There is controversy over the existence of a lateral "border zone" of intermediately injured tissue in the developing myocardial infarct (MI). The authors attempted an ultrastructural demonstration of this zone in serial subepicardial biopsies from developing MIs in dogs subjected to 90 minutes, 6 hours, or 24 hours of left anterior descending coronary artery ligation (4 dogs per group). After ligation, 400,000 units of horseradish peroxidase was infused through the left atrial appendage as a blood flow marker, to allow distinction of perfused and ischemic myocytes under electron microscopy. Evans blue stain was infused in the same way for gross guidance in harvesting biopsies across the lateral margins of the ischemic region. Interdigitation of perfused and ischemic tissue was observed over a lateral margin 6 mm wide, which caused admixture of perfused and ischemic myocytes in biopsies from this region. Ultrastructural ischemic injury was graded on a five-level qualitative scale (normal, mild, moderate, severe, lethal). Perfused myocytes from control and border sites were equivalently well preserved (79% normal, 21% mild injury, n = 353).
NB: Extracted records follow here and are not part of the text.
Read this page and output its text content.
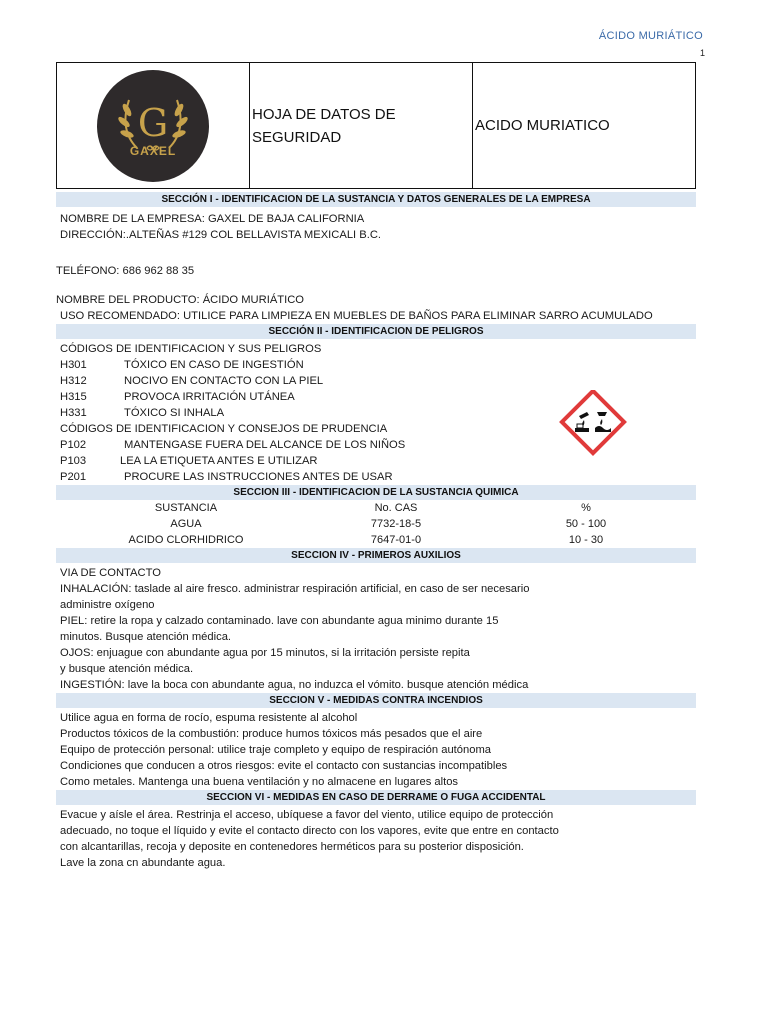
ÁCIDO MURIÁTICO
1
G
GAXEL

HOJA DE DATOS DE SEGURIDAD
	ACIDO MURIATICO
SECCIÓN I - IDENTIFICACION DE LA SUSTANCIA Y DATOS GENERALES DE LA EMPRESA
NOMBRE DE LA EMPRESA: GAXEL DE BAJA CALIFORNIA
DIRECCIÓN:.ALTEÑAS #129 COL BELLAVISTA MEXICALI B.C.
TELÉFONO: 686 962 88 35
NOMBRE DEL PRODUCTO: ÁCIDO MURIÁTICO
USO RECOMENDADO: UTILICE PARA LIMPIEZA EN MUEBLES DE BAÑOS PARA ELIMINAR SARRO ACUMULADO
SECCIÓN II - IDENTIFICACION DE PELIGROS
CÓDIGOS DE IDENTIFICACION Y SUS PELIGROS
H301	TÓXICO EN CASO DE INGESTIÓN
H312	NOCIVO EN CONTACTO CON LA PIEL
H315	PROVOCA IRRITACIÓN UTÁNEA
H331	TÓXICO SI INHALA
CÓDIGOS DE IDENTIFICACION Y CONSEJOS DE PRUDENCIA
P102	MANTENGASE FUERA DEL ALCANCE DE LOS NIÑOS
P103	LEA LA ETIQUETA ANTES E UTILIZAR
P201	PROCURE LAS INSTRUCCIONES ANTES DE USAR
SECCION III - IDENTIFICACION DE LA SUSTANCIA QUIMICA
SUSTANCIA	No. CAS	%
AGUA	7732-18-5	50 - 100
ACIDO CLORHIDRICO	7647-01-0	10 - 30
SECCION IV - PRIMEROS AUXILIOS
VIA DE CONTACTO
INHALACIÓN: taslade al aire fresco. administrar respiración artificial, en caso de ser necesario
administre oxígeno
PIEL: retire la ropa y calzado contaminado. lave con abundante agua minimo durante 15
minutos. Busque atención médica.
OJOS: enjuague con abundante agua por 15 minutos, si la irritación persiste repita
y busque atención médica.
INGESTIÓN: lave la boca con abundante agua, no induzca el vómito. busque atención médica
SECCION V - MEDIDAS CONTRA INCENDIOS
Utilice agua en forma de rocío, espuma resistente al alcohol
Productos tóxicos de la combustión: produce humos tóxicos más pesados que el aire
Equipo de protección personal: utilice traje completo y equipo de respiración autónoma
Condiciones que conducen a otros riesgos: evite el contacto con sustancias incompatibles
Como metales. Mantenga una buena ventilación y no almacene en lugares altos
SECCION VI - MEDIDAS EN CASO DE DERRAME O FUGA ACCIDENTAL
Evacue y aísle el área. Restrinja el acceso, ubíquese a favor del viento, utilice equipo de protección
adecuado, no toque el líquido y evite el contacto directo con los vapores, evite que entre en contacto
con alcantarillas, recoja y deposite en contenedores herméticos para su posterior disposición.
Lave la zona cn abundante agua.
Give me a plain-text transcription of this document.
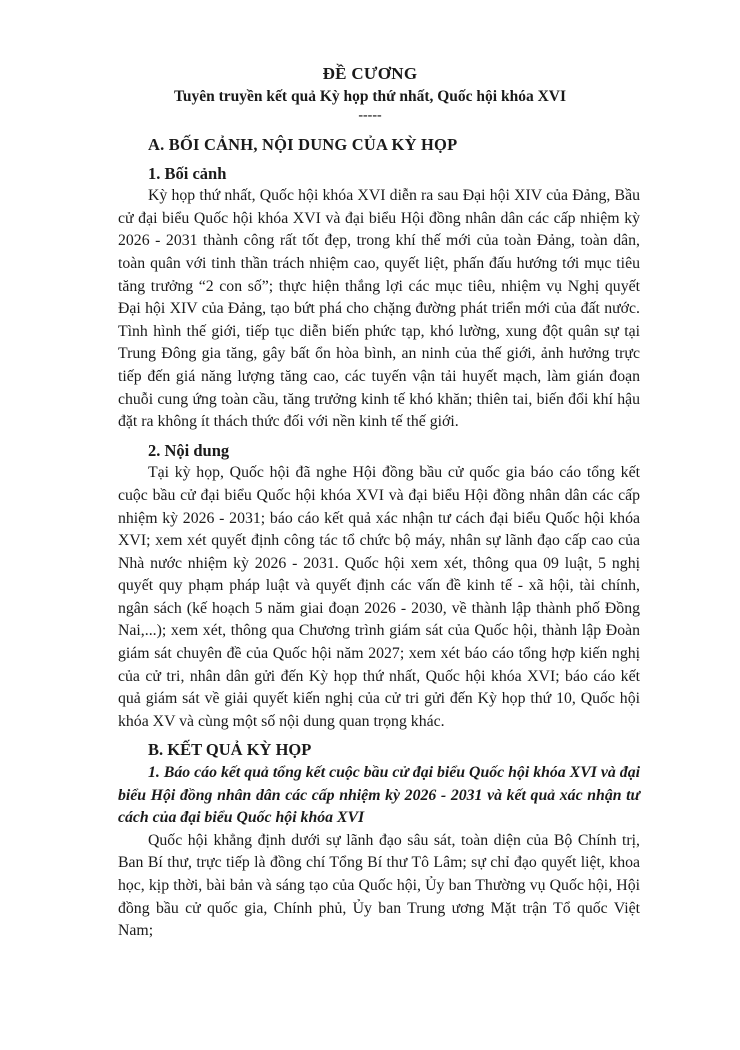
ĐỀ CƯƠNG
Tuyên truyền kết quả Kỳ họp thứ nhất, Quốc hội khóa XVI
-----

A. BỐI CẢNH, NỘI DUNG CỦA KỲ HỌP

1. Bối cảnh

Kỳ họp thứ nhất, Quốc hội khóa XVI diễn ra sau Đại hội XIV của Đảng, Bầu cử đại biểu Quốc hội khóa XVI và đại biểu Hội đồng nhân dân các cấp nhiệm kỳ 2026 - 2031 thành công rất tốt đẹp, trong khí thế mới của toàn Đảng, toàn dân, toàn quân với tinh thần trách nhiệm cao, quyết liệt, phấn đấu hướng tới mục tiêu tăng trưởng “2 con số”; thực hiện thắng lợi các mục tiêu, nhiệm vụ Nghị quyết Đại hội XIV của Đảng, tạo bứt phá cho chặng đường phát triển mới của đất nước. Tình hình thế giới, tiếp tục diễn biến phức tạp, khó lường, xung đột quân sự tại Trung Đông gia tăng, gây bất ổn hòa bình, an ninh của thế giới, ảnh hưởng trực tiếp đến giá năng lượng tăng cao, các tuyến vận tải huyết mạch, làm gián đoạn chuỗi cung ứng toàn cầu, tăng trưởng kinh tế khó khăn; thiên tai, biến đổi khí hậu đặt ra không ít thách thức đối với nền kinh tế thế giới.

2. Nội dung

Tại kỳ họp, Quốc hội đã nghe Hội đồng bầu cử quốc gia báo cáo tổng kết cuộc bầu cử đại biểu Quốc hội khóa XVI và đại biểu Hội đồng nhân dân các cấp nhiệm kỳ 2026 - 2031; báo cáo kết quả xác nhận tư cách đại biểu Quốc hội khóa XVI; xem xét quyết định công tác tổ chức bộ máy, nhân sự lãnh đạo cấp cao của Nhà nước nhiệm kỳ 2026 - 2031. Quốc hội xem xét, thông qua 09 luật, 5 nghị quyết quy phạm pháp luật và quyết định các vấn đề kinh tế - xã hội, tài chính, ngân sách (kế hoạch 5 năm giai đoạn 2026 - 2030, về thành lập thành phố Đồng Nai,...); xem xét, thông qua Chương trình giám sát của Quốc hội, thành lập Đoàn giám sát chuyên đề của Quốc hội năm 2027; xem xét báo cáo tổng hợp kiến nghị của cử tri, nhân dân gửi đến Kỳ họp thứ nhất, Quốc hội khóa XVI; báo cáo kết quả giám sát về giải quyết kiến nghị của cử tri gửi đến Kỳ họp thứ 10, Quốc hội khóa XV và cùng một số nội dung quan trọng khác.

B. KẾT QUẢ KỲ HỌP

1. Báo cáo kết quả tổng kết cuộc bầu cử đại biểu Quốc hội khóa XVI và đại biểu Hội đồng nhân dân các cấp nhiệm kỳ 2026 - 2031 và kết quả xác nhận tư cách của đại biểu Quốc hội khóa XVI

Quốc hội khẳng định dưới sự lãnh đạo sâu sát, toàn diện của Bộ Chính trị, Ban Bí thư, trực tiếp là đồng chí Tổng Bí thư Tô Lâm; sự chỉ đạo quyết liệt, khoa học, kịp thời, bài bản và sáng tạo của Quốc hội, Ủy ban Thường vụ Quốc hội, Hội đồng bầu cử quốc gia, Chính phủ, Ủy ban Trung ương Mặt trận Tổ quốc Việt Nam;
Ischemic myocyte injury increased with duration of ischemia. At 90 minutes, 65% of ischemic myocytes had mild injury, 35% moderate (n = 138); at 6 hours, 17% of ischemic myocytes had moderate injury, 81% severe, 2% lethal (n = 115); at 24 hr, 100% of ischemic myocytes had lethal injury (n = 148). Severity of ischemic myocyte injury did not vary from the lateral border to the center of the ischemic region: there was no lateral "border zone." However, if myocytes were not separated into perfused and ischemic subpopulations before statistical comparison of biopsy site to severity of injury, false evidence of a "border zone" was obtained.